Is the Autonomous Region Using an Iraqi Decision as Cover for Expulsions?
Apr 23, 2024 1955

Is the Autonomous Region Using an Iraqi Decision as Cover for Expulsions?

Font Size

On April 17, Syria’s Kurdish-dominated Autonomous Administration announced the arrival of the first group of Syrians to be expelled from Iraq following a government decision to prosecute and arrest foreigners who violate residency rules. The statement confirmed that the deportees were Syrians from areas controlled by the Syrian regime, and that it would duly transfer them back to those areas following their arrival from Iraq.  

However, despite the administration’s statement, the Iraqi government has made no recent announcements of deportations to the de facto autonomous region, controlled by the Syrian Democratic Forces (SDF). Moreover, Baghdad usually expels deportees by air, to Damascus International Airport. If were to use the land route, the handover would be likely to take place at the Al-Bukamal / Rabia border crossing, controlled by Syrian regime and Iraqi forces.  

Moreover, the Autonomous Administration, run by the Democratic Union Party (PYD), the Syrian branch of the Kurdistan Workers’ Party (PKK), has not issued any images of the supposed transfer, as it had in similar deportation or transfer operations in the past, such as the transfer of Iraqi families from Al-Hawl camp to Iraq, in coordination with the Iraqi government.  

It appears, then, that the statement was a ruse aimed at exploiting Iraqi Federal Government and Kurdistan Regional Government decisions against Syrian refugees to provide cover for its own expulsions. Over the past month or so, the de facto authorities have been sending Syrians who have lived for years in SDF areas back to regime or opposition-held areas on the grounds that they do not have the required residency cards, which the Administration imposes on all Syrians wishing to enter the region.  
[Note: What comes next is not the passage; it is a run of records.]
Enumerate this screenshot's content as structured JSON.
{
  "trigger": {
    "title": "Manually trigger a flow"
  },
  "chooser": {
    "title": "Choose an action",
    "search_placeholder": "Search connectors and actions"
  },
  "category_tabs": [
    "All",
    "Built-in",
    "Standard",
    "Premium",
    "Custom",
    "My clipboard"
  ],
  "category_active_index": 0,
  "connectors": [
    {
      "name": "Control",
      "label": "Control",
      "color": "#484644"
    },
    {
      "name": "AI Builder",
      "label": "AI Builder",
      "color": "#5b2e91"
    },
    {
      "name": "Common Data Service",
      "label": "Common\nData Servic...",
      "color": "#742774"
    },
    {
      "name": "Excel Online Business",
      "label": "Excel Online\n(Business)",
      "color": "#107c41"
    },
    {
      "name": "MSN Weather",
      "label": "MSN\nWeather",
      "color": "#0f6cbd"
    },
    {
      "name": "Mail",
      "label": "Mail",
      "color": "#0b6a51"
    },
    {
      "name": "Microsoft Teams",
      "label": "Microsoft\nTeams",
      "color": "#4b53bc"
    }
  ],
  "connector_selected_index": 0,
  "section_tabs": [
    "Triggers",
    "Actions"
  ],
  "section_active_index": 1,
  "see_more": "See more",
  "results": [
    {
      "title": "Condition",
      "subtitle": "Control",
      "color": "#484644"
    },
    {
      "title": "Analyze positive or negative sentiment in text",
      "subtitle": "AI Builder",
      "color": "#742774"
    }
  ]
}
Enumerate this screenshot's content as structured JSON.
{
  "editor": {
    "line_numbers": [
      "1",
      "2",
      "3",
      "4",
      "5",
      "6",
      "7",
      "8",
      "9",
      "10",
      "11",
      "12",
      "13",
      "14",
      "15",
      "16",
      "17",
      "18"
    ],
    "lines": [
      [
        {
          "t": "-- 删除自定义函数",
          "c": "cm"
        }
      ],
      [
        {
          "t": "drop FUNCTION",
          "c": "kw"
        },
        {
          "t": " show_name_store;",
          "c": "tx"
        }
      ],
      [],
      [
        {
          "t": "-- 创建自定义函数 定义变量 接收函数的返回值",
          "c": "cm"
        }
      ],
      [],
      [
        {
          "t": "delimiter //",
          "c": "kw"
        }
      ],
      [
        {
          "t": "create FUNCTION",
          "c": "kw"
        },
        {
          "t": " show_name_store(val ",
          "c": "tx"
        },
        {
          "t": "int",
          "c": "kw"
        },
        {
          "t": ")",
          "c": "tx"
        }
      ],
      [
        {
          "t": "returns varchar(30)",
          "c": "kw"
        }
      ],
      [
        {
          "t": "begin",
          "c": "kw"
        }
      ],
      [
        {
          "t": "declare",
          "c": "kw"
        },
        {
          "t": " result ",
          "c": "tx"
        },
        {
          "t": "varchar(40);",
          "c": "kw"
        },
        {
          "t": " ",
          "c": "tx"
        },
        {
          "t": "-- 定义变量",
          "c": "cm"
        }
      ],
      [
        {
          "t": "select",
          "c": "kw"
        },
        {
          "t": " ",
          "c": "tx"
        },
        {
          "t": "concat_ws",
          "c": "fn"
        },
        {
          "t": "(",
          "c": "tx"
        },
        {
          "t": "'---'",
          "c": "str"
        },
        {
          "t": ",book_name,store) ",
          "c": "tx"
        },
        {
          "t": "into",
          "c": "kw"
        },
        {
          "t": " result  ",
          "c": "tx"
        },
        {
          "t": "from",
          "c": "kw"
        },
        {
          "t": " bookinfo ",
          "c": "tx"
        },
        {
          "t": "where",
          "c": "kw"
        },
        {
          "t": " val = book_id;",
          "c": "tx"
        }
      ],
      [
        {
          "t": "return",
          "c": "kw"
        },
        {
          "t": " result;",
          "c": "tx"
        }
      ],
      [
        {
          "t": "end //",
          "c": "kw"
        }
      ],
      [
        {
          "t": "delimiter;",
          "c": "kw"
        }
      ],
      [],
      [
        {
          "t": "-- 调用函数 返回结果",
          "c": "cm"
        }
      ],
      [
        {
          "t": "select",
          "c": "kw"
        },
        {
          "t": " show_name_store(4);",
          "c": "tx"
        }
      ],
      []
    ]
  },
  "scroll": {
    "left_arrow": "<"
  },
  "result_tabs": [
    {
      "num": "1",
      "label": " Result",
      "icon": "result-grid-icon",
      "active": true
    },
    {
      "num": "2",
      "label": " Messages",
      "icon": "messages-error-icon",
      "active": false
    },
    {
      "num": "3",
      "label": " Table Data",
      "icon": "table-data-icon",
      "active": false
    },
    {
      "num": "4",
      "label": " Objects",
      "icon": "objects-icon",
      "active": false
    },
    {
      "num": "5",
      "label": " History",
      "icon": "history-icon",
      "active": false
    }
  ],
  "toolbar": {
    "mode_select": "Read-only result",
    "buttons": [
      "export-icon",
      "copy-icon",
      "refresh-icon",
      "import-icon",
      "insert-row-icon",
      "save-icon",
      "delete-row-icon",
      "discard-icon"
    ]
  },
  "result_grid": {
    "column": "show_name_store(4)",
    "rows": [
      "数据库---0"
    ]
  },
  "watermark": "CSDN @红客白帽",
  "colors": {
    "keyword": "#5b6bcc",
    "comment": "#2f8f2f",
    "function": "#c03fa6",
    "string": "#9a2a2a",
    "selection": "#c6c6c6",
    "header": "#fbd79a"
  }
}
In March 2024, regional authorities launched a sweeping campaigns of residency checks in Al-Hasakah Governorate, deporting a number of Syrian individuals and families residing in areas under its control, but who were born elsewhere. Several families from the Albu Hamad clan residing in the village of Umm al-Fursan in the Qamishli countryside were deported to the Khanaser area of southern Aleppo province. There are also unconfirmed reports of families from the Raqqa and Deir ez-Zor governorates residing in Al-Hasakah also being deported, despite not even having broken the Autonomous Administration’s laws on residency cards, as they had come from SDF-controlled areas, albeit outside Al-Hasakah.  

Therefore, it appears that the region’s authorities saw the Iraqi decision to deport Syrians as an opportunity to intensify its own expulsions, which it has been carrying out intermittently over time under several pretexts. These include banning residents of Deir ez-Zor province from entering or residing in Al-Hasakah without a sponsor from the latter region, prosecuting them on charges of being linked with the Islamic State group, and seizing buildings to set up military posts—mostly in Al-Hasakah, where the Kurdish-dominated SDF appears keen to reduce the Arab population, or at least ensure that it does not grow.  

It is also notable that most supporters of the Democratic Union Party, which runs the administration, and the Kurdistan Workers Party (PKK) still refuse to accept the presence of people from Raqqa whose lands were flooded when the Euphrates Dam was built and who were compensated with agricultural lands and housing in Al-Hasakah, decades ago.